While they prefer to be called business brokers or consultants, most finders are either CPAs, insurance brokers, retired executives, or former entrepreneurs. They mostly operate in the Angel landscape, targeting deals between $100K to $2M.
Typically, they will either require a large retainer, an upfront fee, a percentage of capital raised, or some combination of all three.
The service they provide ranges from screening investors and setup meetings to developing a list of high-net-worth prospects for entrepreneurs to call on.

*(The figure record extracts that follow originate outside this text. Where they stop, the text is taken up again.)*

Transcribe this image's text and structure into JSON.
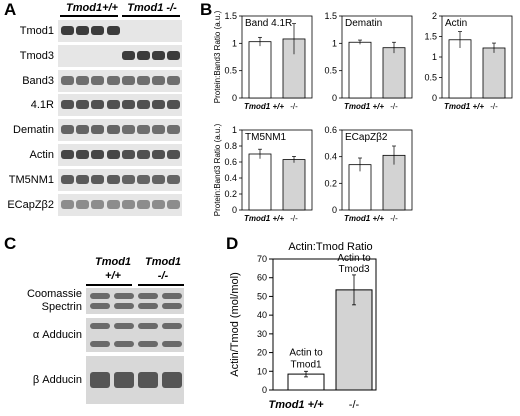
{
  "panel_a": {
    "letter": "A",
    "headers": [
      "Tmod1+/+",
      "Tmod1 -/-"
    ],
    "rows": [
      {
        "label": "Tmod1",
        "wt": 0.85,
        "ko": 0.0
      },
      {
        "label": "Tmod3",
        "wt": 0.0,
        "ko": 0.85
      },
      {
        "label": "Band3",
        "wt": 0.6,
        "ko": 0.6
      },
      {
        "label": "4.1R",
        "wt": 0.75,
        "ko": 0.75
      },
      {
        "label": "Dematin",
        "wt": 0.65,
        "ko": 0.6
      },
      {
        "label": "Actin",
        "wt": 0.8,
        "ko": 0.75
      },
      {
        "label": "TM5NM1",
        "wt": 0.7,
        "ko": 0.65
      },
      {
        "label": "ECapZβ2",
        "wt": 0.45,
        "ko": 0.45
      }
    ]
  },
  "panel_b": {
    "letter": "B",
    "ylabel": "Protein:Band3 Ratio (a.u.)",
    "xlabels": [
      "Tmod1 +/+",
      "-/-"
    ],
    "charts": [
      {
        "title": "Band 4.1R",
        "values": [
          1.03,
          1.08
        ],
        "errors": [
          0.08,
          0.28
        ],
        "ylim": [
          0,
          1.5
        ],
        "ticks": [
          "0",
          "0.5",
          "1",
          "1.5"
        ]
      },
      {
        "title": "Dematin",
        "values": [
          1.02,
          0.92
        ],
        "errors": [
          0.04,
          0.1
        ],
        "ylim": [
          0,
          1.5
        ],
        "ticks": [
          "0",
          "0.5",
          "1",
          "1.5"
        ]
      },
      {
        "title": "Actin",
        "values": [
          1.42,
          1.22
        ],
        "errors": [
          0.2,
          0.12
        ],
        "ylim": [
          0,
          2
        ],
        "ticks": [
          "0",
          "0.5",
          "1",
          "1.5",
          "2"
        ]
      },
      {
        "title": "TM5NM1",
        "values": [
          0.7,
          0.63
        ],
        "errors": [
          0.06,
          0.04
        ],
        "ylim": [
          0,
          1
        ],
        "ticks": [
          "0",
          "0.2",
          "0.4",
          "0.6",
          "0.8",
          "1"
        ]
      },
      {
        "title": "ECapZβ2",
        "values": [
          0.34,
          0.41
        ],
        "errors": [
          0.05,
          0.07
        ],
        "ylim": [
          0,
          0.6
        ],
        "ticks": [
          "0",
          "0.2",
          "0.4",
          "0.6"
        ]
      }
    ]
  },
  "panel_c": {
    "letter": "C",
    "headers": [
      [
        "Tmod1",
        "+/+"
      ],
      [
        "Tmod1",
        "-/-"
      ]
    ],
    "rows": [
      {
        "label1": "Coomassie",
        "label2": "Spectrin"
      },
      {
        "label1": "α Adducin",
        "label2": ""
      },
      {
        "label1": "β Adducin",
        "label2": ""
      }
    ]
  },
  "chart_data": {
    "type": "bar",
    "title": "Actin:Tmod Ratio",
    "ylabel": "Actin/Tmod (mol/mol)",
    "categories": [
      "Tmod1 +/+",
      "-/-"
    ],
    "values": [
      8.5,
      53.5
    ],
    "errors": [
      1.5,
      8
    ],
    "ylim": [
      0,
      70
    ],
    "yticks": [
      "0",
      "10",
      "20",
      "30",
      "40",
      "50",
      "60",
      "70"
    ],
    "annotations": [
      "Actin to Tmod1",
      "Actin to Tmod3"
    ],
    "letter": "D",
    "colors": {
      "wt": "#ffffff",
      "ko": "#d3d3d3"
    }
  }
}
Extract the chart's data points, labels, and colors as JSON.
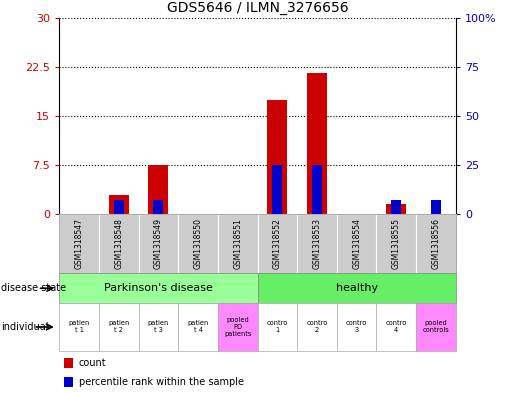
{
  "title": "GDS5646 / ILMN_3276656",
  "samples": [
    "GSM1318547",
    "GSM1318548",
    "GSM1318549",
    "GSM1318550",
    "GSM1318551",
    "GSM1318552",
    "GSM1318553",
    "GSM1318554",
    "GSM1318555",
    "GSM1318556"
  ],
  "count_values": [
    0,
    3,
    7.5,
    0,
    0,
    17.5,
    21.5,
    0,
    1.5,
    0
  ],
  "percentile_values": [
    0,
    7,
    7,
    0,
    0,
    25,
    25,
    0,
    7,
    7
  ],
  "left_ylim": [
    0,
    30
  ],
  "right_ylim": [
    0,
    100
  ],
  "left_yticks": [
    0,
    7.5,
    15,
    22.5,
    30
  ],
  "left_yticklabels": [
    "0",
    "7.5",
    "15",
    "22.5",
    "30"
  ],
  "right_yticks": [
    0,
    25,
    50,
    75,
    100
  ],
  "right_yticklabels": [
    "0",
    "25",
    "50",
    "75",
    "100%"
  ],
  "bar_color_red": "#cc0000",
  "bar_color_blue": "#0000cc",
  "left_tick_color": "#cc0000",
  "right_tick_color": "#0000cc",
  "disease_state_groups": [
    {
      "label": "Parkinson's disease",
      "start": 0,
      "end": 4,
      "color": "#99ff99"
    },
    {
      "label": "healthy",
      "start": 5,
      "end": 9,
      "color": "#66ee66"
    }
  ],
  "individual_labels": [
    "patien\nt 1",
    "patien\nt 2",
    "patien\nt 3",
    "patien\nt 4",
    "pooled\nPD\npatients",
    "contro\n1",
    "contro\n2",
    "contro\n3",
    "contro\n4",
    "pooled\ncontrols"
  ],
  "individual_colors": [
    "#ffffff",
    "#ffffff",
    "#ffffff",
    "#ffffff",
    "#ff88ff",
    "#ffffff",
    "#ffffff",
    "#ffffff",
    "#ffffff",
    "#ff88ff"
  ],
  "gsm_label_bg": "#cccccc",
  "disease_state_label": "disease state",
  "individual_label": "individual",
  "legend_count_label": "count",
  "legend_percentile_label": "percentile rank within the sample",
  "bar_width": 0.5,
  "blue_bar_width": 0.25,
  "fig_width": 5.15,
  "fig_height": 3.93,
  "dpi": 100
}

Unfortunately, there is a lot of controversy when working with finders. First, a sizeable majority of finders are not actually licensed as a securities broker by FINRA and are therefore in violation of federal and state security laws, whether they know it or not. Second, many finders are not capable of delivering on their promises or simply disappear as soon as you hand them a retainer check.
How This Affects You:
The issue that Startups face when working with unlicensed finders is that their legal problems can quickly spread to the startup as well. Payments to an unlawful finders can cause an entire transaction to violate securities law, giving investors a right to undo the deal as well as sue the Startup for damages.
Even if an investor does not undo the deal, these unlawful transactions can come back to haunt the company if and when the company decides to sell or go public as it may be forced to disclose the violations, thereby jeopardizing the pending deal. On the other hand, working with less than honest finders will clearly be a waste of time and money.
Retain a good corporate securities attorney before you engage with a finder. Your securities attorney should be able to:
A) help you understand the full scope of risk of using finders in financing transactions.
B) help you verify that your potential finder is licensed with FINRA and your local state’s regulators.
C) ensure that your finder does not have any substantial complaints against them.